A short post today, as it’s St. Patrick’s Day, and everyone is focused upon green beer. As I’m allergic to alcohol, I focused upon the four leaf clover, instead.
When commercial fiction was controlled by the traditional publishers, it was pretty much accepted that breaking into the business required a large slab of luck. You had to submit to the right agent, who just happened to be in a receptive mood when they read your proposal, and the editor who bought the book also had to be just in the right place to accept the book.
Indie publishing removes a lot of the rolling-the-dice element in publishing. You don’t have to jag it just right to publish a book. You simply publish it.
There is so much within your control as an indie author that gives you the power to make or break your writing career all on your own, luck not required.
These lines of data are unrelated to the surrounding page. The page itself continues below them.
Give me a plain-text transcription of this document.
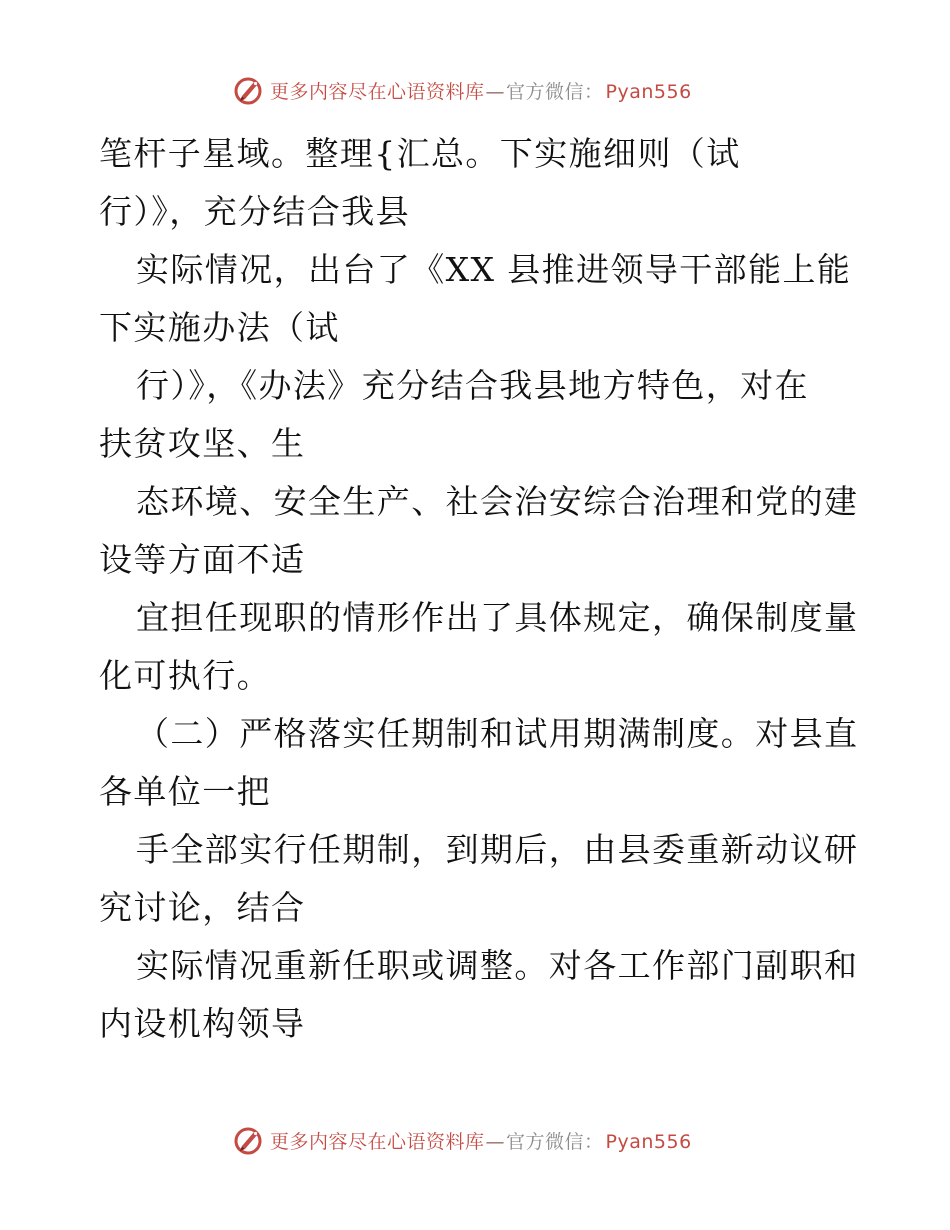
更多内容尽在心语资料库—官方微信： Pyan556
笔杆子星域。整理{汇总。下实施细则（试
行）》，充分结合我县
实际情况，出台了《XX 县推进领导干部能上能
下实施办法（试
行）》，《办法》充分结合我县地方特色，对在
扶贫攻坚、生
态环境、安全生产、社会治安综合治理和党的建
设等方面不适
宜担任现职的情形作出了具体规定，确保制度量
化可执行。
（二）严格落实任期制和试用期满制度。对县直
各单位一把
手全部实行任期制，到期后，由县委重新动议研
究讨论，结合
实际情况重新任职或调整。对各工作部门副职和
内设机构领导
更多内容尽在心语资料库—官方微信： Pyan556
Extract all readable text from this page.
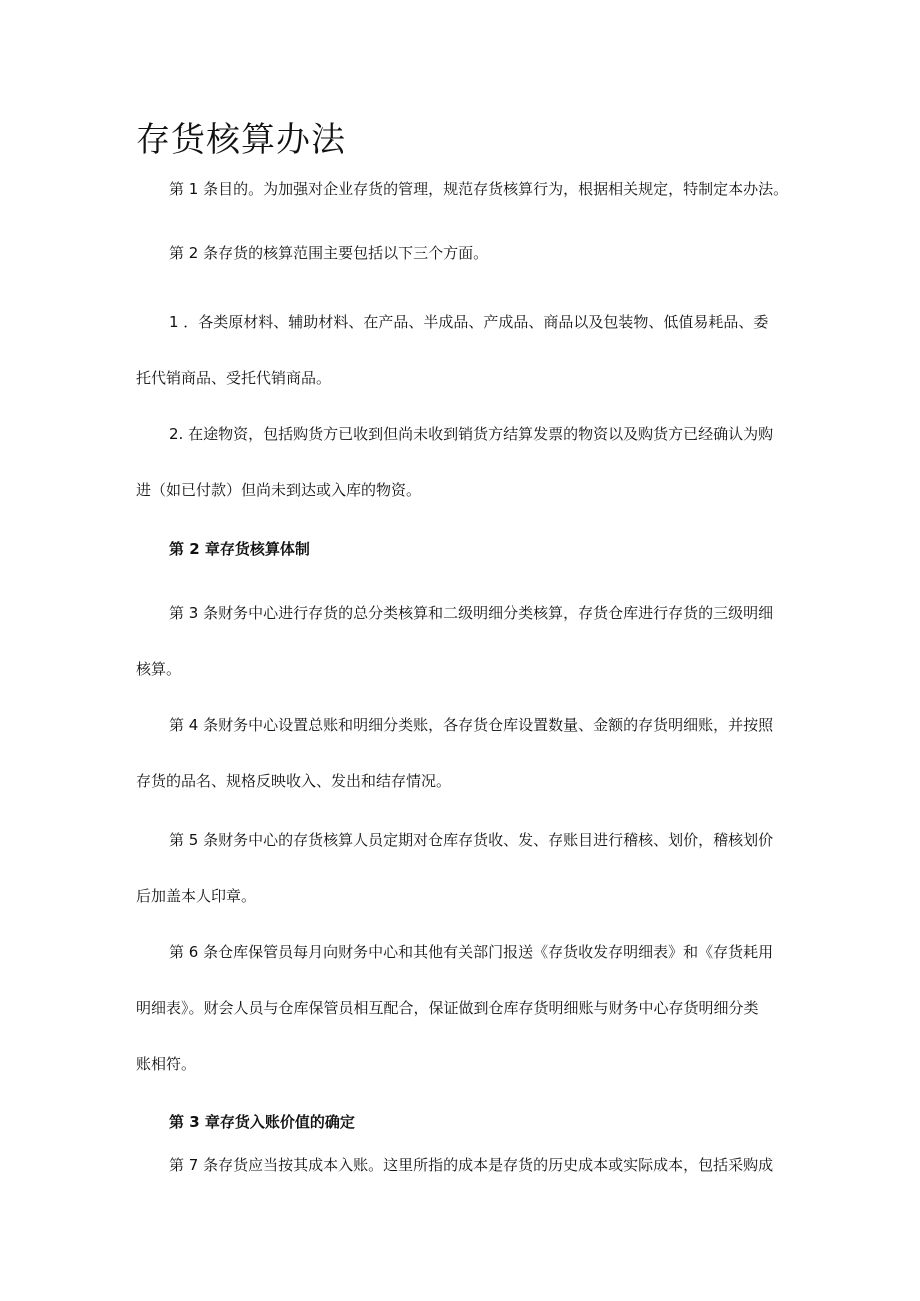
存货核算办法

第 1 条目的。为加强对企业存货的管理，规范存货核算行为，根据相关规定，特制定本办法。

第 2 条存货的核算范围主要包括以下三个方面。

1 ．各类原材料、辅助材料、在产品、半成品、产成品、商品以及包装物、低值易耗品、委
托代销商品、受托代销商品。

2. 在途物资，包括购货方已收到但尚未收到销货方结算发票的物资以及购货方已经确认为购
进（如已付款）但尚未到达或入库的物资。

第 2 章存货核算体制

第 3 条财务中心进行存货的总分类核算和二级明细分类核算，存货仓库进行存货的三级明细
核算。

第 4 条财务中心设置总账和明细分类账，各存货仓库设置数量、金额的存货明细账，并按照
存货的品名、规格反映收入、发出和结存情况。

第 5 条财务中心的存货核算人员定期对仓库存货收、发、存账目进行稽核、划价，稽核划价
后加盖本人印章。

第 6 条仓库保管员每月向财务中心和其他有关部门报送《存货收发存明细表》和《存货耗用
明细表》。财会人员与仓库保管员相互配合，保证做到仓库存货明细账与财务中心存货明细分类
账相符。

第 3 章存货入账价值的确定

第 7 条存货应当按其成本入账。这里所指的成本是存货的历史成本或实际成本，包括采购成
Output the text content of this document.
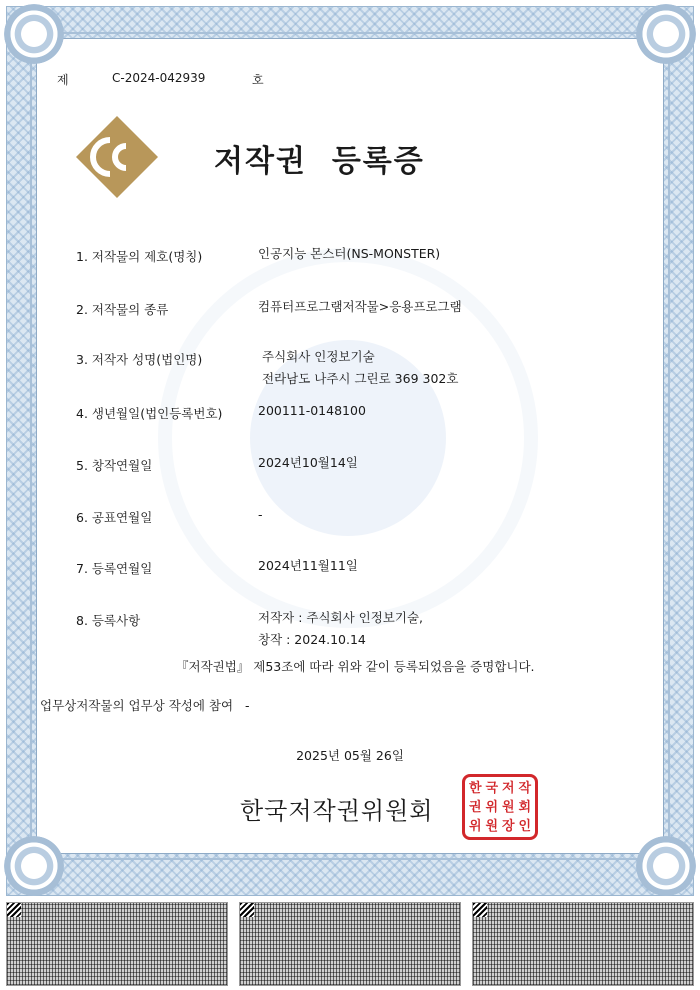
제	C-2024-042939	호
저작권  등록증
1. 저작물의 제호(명칭)	인공지능 몬스터(NS-MONSTER)
2. 저작물의 종류	컴퓨터프로그램저작물>응용프로그램
3. 저작자 성명(법인명)	주식회사 인정보기술
전라남도 나주시 그린로 369 302호
4. 생년월일(법인등록번호)	200111-0148100
5. 창작연월일	2024년10월14일
6. 공표연월일	-
7. 등록연월일	2024년11월11일
8. 등록사항	저작자 : 주식회사 인정보기술,
창작 : 2024.10.14
『저작권법』 제53조에 따라 위와 같이 등록되었음을 증명합니다.
업무상저작물의 업무상 작성에 참여 -
2025년 05월 26일
한국저작권위원회
한 국 저 작
권 위 원 회
위 원 장 인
But just in case you’d like Lady Luck to enhance your efforts, there’s a book I read several years ago that might help you engineer that.
Peter Hollins’ The Science of Being Lucky* takes a sober look at how luck works. There’s a lot to unpack in this book, but one of the takeaways for Indie authors is that luck can’t find you if you’re sitting at home behind your computer screen, not interacting with the world at large. (Social media doesn’t quite cut it, although it helps.)
You have to develop a sense of openness to new things, and to connecting with people. I realize this is a dire direction for us introverts, but just think of one or two times in your life when luck broke right for you. Were you mixing with people? Out there doing things? There’s a good chance you were.
If you really want to woo Lady Luck, getting out there where she can find you will help. And now that most COVID-19 restrictions have been lifted, you have no more excuses left. Conference season is but a few weeks away.
[*the title is only available on Amazon as it is in the Kindle Unlimited program. I usually avoid recommending books in KU, but this one is worth tackling the Big River to acquire it.]